Tuesday, 31 July 2012

From Scotch to Ale

Continuing our journey down the eastern side of the British Isle we crossed into England and soon found ourselves at the sizable and recently restored Bamburgh Castle. Spanning nine acres of land and perched high on a rocky plateau, Bamburgh is one of those imposing, "that's not a castle ... this is a castle!" kind of places, unsurpisingly one of the largest inhabited castles in the country. We went for a much needed walk and I found myself setting up the tripod on the dunes.

Beach Dunes at Bamburgh Castle
Off the coast we could see the Farne Islands and Longstone Lighthouse which stood out in the seemingly ever-present rain.

Rain over Longstone Lighthouse
It was late when we arrive at the tiny town of Embleton and accommodation seemed rather sparse. Lacking our usual wifi-seeking laptop setup, we sought advice the old fashioned way - from the barmaid at the local inn. She quickly jumped on the phone to a neighbour a few doors down who ran a B&B, which was closed as the young owner was about to go on holidays, but seeing our predicament she didn’t skip a beat and happily offered us one of her super comfortable luxurious rooms, topped off with a discounted rate. Score!

Dinner was at the local inn with the variety of ales on tap that the English do so well, enjoyed in the beer garden out the back. Jimmy had put his cloudy pint of Indian Pale Ale down and was inspecting the garden when barman ran out and asked us, "so who had the IPA?" My confusion as I pointed to the partially-drunk pint turned into bewilderment as the barman grabbed it, tossed the contents onto a nearby shrub of daisies, and walked back into the bar. Tia and I exchanged puzzled faces, and struggled to explain the situation when Jimmy came back to a empty dry tabletop and a sopping daisy shrub, saying “Where’s me beer?" Jimmy was getting thirsty again as we wondered what this strange behaviour implied, but our barman came back with a freshly filled pint in hand. "T'was the last pull from the cask," he explained, "does funny things to your stomach." Ah, we nodded sagely. These Englishmen take that their ale seriously.

Early morning sunrise at Cannonball beach with Dunstanburgh Castle in the background was one of the reasons why we stayed at Embleton. Like Buachaille Etive Mòr I first found this place in a book by Joe Cornish called First Light, which inspired me to get into photography. The tide was way out and there were no waves but it was a good morning to be out taking photos. If anyone is thinking of capturing this beautiful scene, I recommend wearing high cut hiking boots as the rocks are slippery and extremely hard to walk on. You will slip, so the boots will protect your ankles somewhat (unfortunately the same cannot be said for your backside).

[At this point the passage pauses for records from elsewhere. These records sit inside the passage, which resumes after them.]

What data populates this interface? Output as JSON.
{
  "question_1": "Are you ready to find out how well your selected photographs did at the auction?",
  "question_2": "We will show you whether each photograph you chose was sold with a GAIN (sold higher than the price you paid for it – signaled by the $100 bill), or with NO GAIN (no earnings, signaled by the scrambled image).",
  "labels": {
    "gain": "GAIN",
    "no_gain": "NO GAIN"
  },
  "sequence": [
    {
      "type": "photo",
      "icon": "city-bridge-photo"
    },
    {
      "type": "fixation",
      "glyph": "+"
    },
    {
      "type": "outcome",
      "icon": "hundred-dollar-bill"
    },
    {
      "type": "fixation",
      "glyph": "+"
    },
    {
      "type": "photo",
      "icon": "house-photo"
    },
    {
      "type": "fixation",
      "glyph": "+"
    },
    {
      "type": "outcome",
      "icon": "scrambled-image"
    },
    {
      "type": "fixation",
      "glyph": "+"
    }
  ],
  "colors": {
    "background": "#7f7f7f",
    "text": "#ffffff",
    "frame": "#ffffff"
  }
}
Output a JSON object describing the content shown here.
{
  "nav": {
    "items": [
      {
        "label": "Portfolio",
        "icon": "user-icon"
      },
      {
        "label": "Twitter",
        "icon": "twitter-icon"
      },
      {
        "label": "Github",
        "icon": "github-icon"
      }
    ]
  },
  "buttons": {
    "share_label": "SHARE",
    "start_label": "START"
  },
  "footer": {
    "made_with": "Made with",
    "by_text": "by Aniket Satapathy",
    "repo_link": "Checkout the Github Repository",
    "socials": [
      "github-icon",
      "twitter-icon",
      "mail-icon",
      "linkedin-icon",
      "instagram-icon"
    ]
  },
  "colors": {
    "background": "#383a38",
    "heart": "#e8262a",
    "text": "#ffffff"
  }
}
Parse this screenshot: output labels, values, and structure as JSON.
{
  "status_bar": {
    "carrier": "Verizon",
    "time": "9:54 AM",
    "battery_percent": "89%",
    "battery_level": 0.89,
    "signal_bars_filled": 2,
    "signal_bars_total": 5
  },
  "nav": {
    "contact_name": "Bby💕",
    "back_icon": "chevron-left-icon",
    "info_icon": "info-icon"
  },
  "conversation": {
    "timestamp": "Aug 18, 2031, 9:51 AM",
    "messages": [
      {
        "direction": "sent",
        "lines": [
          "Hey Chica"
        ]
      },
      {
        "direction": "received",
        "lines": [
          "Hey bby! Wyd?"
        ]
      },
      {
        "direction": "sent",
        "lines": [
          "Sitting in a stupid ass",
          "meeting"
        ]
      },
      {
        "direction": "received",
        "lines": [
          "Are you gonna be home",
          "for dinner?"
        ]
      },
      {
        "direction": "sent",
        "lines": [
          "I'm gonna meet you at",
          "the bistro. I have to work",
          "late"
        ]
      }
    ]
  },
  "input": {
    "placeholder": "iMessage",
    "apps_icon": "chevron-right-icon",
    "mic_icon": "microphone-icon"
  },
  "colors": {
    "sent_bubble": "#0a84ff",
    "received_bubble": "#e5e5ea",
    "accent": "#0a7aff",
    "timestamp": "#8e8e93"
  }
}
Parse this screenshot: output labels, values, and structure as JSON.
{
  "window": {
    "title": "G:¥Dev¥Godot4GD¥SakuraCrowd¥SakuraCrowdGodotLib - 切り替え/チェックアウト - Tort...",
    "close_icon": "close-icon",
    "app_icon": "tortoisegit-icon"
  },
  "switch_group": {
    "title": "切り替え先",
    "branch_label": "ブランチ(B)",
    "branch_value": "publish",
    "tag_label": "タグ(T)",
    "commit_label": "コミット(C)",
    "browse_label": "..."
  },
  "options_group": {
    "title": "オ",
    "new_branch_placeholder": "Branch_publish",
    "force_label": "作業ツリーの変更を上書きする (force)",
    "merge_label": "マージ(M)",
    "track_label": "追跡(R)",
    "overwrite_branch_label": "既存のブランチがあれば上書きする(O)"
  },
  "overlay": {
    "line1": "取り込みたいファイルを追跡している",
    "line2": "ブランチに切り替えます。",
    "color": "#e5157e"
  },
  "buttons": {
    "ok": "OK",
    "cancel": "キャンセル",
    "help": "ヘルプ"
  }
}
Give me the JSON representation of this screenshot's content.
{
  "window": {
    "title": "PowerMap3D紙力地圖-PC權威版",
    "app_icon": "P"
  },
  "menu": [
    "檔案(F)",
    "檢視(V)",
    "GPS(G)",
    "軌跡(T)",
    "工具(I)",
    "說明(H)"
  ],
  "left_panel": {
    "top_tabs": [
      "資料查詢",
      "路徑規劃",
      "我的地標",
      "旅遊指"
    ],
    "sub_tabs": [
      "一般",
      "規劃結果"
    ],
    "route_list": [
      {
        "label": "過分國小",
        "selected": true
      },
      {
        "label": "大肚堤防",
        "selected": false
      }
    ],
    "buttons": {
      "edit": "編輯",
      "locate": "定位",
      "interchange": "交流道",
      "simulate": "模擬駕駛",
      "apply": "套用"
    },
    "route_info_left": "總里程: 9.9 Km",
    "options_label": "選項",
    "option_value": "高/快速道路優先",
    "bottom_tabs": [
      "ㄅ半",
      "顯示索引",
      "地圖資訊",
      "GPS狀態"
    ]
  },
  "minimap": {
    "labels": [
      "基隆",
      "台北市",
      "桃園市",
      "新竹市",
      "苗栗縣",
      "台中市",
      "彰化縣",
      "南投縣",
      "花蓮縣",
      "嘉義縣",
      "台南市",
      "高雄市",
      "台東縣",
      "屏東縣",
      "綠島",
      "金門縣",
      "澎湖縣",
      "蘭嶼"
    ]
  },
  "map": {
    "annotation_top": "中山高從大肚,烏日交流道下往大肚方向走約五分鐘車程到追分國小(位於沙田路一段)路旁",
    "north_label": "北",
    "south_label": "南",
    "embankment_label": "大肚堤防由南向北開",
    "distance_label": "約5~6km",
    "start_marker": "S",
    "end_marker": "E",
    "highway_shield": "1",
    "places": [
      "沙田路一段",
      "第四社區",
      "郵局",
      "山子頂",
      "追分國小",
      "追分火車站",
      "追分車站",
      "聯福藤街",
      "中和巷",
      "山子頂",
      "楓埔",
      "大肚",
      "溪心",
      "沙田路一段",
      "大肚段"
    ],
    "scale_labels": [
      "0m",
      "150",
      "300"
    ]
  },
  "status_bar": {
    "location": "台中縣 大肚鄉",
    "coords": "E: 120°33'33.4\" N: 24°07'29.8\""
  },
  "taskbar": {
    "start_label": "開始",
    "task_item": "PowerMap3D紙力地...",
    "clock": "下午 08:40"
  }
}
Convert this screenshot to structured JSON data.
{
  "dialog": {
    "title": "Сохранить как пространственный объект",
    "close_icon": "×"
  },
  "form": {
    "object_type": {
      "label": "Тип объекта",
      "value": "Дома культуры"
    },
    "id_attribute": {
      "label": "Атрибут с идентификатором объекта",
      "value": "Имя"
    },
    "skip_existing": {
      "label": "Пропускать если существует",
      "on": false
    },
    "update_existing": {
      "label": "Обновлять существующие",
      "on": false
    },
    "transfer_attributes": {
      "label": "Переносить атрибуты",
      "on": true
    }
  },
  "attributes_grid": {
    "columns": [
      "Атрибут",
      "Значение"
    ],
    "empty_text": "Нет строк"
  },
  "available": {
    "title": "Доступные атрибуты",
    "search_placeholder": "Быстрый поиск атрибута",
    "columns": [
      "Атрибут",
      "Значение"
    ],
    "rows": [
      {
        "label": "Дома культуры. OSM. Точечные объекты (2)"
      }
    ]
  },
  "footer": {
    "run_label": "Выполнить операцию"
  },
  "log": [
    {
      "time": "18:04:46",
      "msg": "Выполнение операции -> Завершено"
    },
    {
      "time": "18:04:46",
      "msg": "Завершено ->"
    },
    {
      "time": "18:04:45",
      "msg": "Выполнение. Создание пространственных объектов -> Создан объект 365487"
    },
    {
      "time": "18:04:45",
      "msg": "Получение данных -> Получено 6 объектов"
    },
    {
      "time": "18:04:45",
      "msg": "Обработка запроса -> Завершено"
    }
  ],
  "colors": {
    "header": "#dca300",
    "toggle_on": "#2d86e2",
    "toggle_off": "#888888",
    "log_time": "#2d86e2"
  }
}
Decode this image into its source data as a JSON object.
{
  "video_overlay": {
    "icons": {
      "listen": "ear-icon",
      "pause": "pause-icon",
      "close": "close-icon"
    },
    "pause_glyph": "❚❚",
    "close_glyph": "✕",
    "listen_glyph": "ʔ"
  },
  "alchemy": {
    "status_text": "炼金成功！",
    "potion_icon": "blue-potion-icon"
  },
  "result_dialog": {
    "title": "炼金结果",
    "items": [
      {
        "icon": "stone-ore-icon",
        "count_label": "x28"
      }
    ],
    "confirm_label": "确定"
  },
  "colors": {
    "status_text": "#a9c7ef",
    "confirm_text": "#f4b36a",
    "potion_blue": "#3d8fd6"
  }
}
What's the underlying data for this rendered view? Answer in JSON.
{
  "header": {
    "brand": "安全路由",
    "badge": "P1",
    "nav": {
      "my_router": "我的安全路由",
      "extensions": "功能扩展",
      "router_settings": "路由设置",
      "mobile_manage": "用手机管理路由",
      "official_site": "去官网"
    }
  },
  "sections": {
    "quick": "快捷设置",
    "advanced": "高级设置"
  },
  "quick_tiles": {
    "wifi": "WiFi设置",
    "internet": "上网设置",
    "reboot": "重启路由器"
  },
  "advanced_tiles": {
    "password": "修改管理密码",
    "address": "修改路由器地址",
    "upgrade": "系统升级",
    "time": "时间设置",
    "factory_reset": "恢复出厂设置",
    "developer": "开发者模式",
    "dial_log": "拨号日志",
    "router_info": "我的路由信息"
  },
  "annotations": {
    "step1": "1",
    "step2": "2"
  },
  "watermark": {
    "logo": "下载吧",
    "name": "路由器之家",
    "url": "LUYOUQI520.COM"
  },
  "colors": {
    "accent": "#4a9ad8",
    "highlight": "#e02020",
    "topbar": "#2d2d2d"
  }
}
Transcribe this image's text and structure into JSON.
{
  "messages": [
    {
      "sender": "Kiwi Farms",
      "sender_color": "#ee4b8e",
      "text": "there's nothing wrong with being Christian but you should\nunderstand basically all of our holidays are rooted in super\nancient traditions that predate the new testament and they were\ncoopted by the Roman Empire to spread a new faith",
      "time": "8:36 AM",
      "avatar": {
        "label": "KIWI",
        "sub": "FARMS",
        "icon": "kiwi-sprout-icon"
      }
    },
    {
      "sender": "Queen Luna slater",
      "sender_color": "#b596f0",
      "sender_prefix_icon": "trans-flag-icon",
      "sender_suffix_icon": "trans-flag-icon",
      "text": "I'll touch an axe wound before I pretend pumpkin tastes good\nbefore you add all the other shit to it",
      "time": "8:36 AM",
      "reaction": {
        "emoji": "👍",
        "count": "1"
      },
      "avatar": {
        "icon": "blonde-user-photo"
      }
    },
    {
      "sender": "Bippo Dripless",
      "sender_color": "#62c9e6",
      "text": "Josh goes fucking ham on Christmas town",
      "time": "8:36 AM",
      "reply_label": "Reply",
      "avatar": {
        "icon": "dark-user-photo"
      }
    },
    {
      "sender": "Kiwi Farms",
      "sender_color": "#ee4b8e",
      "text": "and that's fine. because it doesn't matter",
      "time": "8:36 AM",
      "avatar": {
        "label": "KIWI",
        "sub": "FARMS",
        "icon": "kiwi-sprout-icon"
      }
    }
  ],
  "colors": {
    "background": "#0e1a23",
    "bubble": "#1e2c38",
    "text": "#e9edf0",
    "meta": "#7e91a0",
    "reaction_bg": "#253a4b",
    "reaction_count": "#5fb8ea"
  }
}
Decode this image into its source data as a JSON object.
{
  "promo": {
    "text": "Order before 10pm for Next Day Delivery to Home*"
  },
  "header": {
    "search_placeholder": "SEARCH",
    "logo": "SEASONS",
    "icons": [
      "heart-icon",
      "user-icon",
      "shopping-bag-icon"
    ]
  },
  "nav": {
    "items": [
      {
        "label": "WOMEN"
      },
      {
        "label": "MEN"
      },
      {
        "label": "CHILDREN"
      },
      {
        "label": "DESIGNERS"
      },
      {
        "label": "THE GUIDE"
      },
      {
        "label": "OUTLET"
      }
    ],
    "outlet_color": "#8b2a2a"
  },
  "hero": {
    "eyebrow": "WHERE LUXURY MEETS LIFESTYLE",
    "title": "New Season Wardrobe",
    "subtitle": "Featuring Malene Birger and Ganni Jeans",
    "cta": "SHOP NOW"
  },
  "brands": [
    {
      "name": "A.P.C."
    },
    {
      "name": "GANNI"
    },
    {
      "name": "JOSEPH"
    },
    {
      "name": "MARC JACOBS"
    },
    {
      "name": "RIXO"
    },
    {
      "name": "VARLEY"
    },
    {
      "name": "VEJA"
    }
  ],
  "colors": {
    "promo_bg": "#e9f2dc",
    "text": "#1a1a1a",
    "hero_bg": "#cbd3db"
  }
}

The famous Dunstanburgh Castle taken from Cannon ball beach.

We headed past Newcastle and on to Whitby, a Northern Yorkshire seaside town that seemed to blend an historical abbey with trendy cafes and elements of the carnival. It was like walking into a fair with pirates trying to sell us boat rides, fortune tellers trying to sell us our fortune, and parking ticket machines stealing it all away anyway. Horror rides and all sorts of strange and wonderful things to see and spend your money on.

On to the North York Moors. Before arriving I had always imagined moors to be desolate places full of marshlands always shrouded in mist and rain. Perhaps a place dangerously easy to get lost in, never to be found again - the perfect setting for a murder mystery novel. I am now not sure where I got this impression from, but the actual place couldn’t have been any more different. There was no mist, not much rain (which was surprising for England), and no marshland. Arriving at Goathland, we parked at the train station, which had previously posed as Hogsmeade station in past Harry Potter films. Tia was kind of excited about this so we hung around to watch the steam train puff by, before setting off on another English walk to a pub. This time our destination was the cosy Birch hall Inn, hands-down the smallest pub we have ever been to. It's single room was no bigger than an office cubical with three small tables bordering the walls, and a window in the fourth wall framing the head and shoulders of the barman who pops up every now and again and takes drink orders (somewhat reminiscent of those moving portraits in the Harry Potter world). But what it lacked in size, the pub gained in charm, and it was easy to talk to the pub's other patrons.

Stunned rabbit caught in the light - Jimmy at Birch Hall Inn
Beers put away, it was a tough walk back up a steep hill with Jimmy rescuing sheep along the way, and then an easy drive back to Birmingham.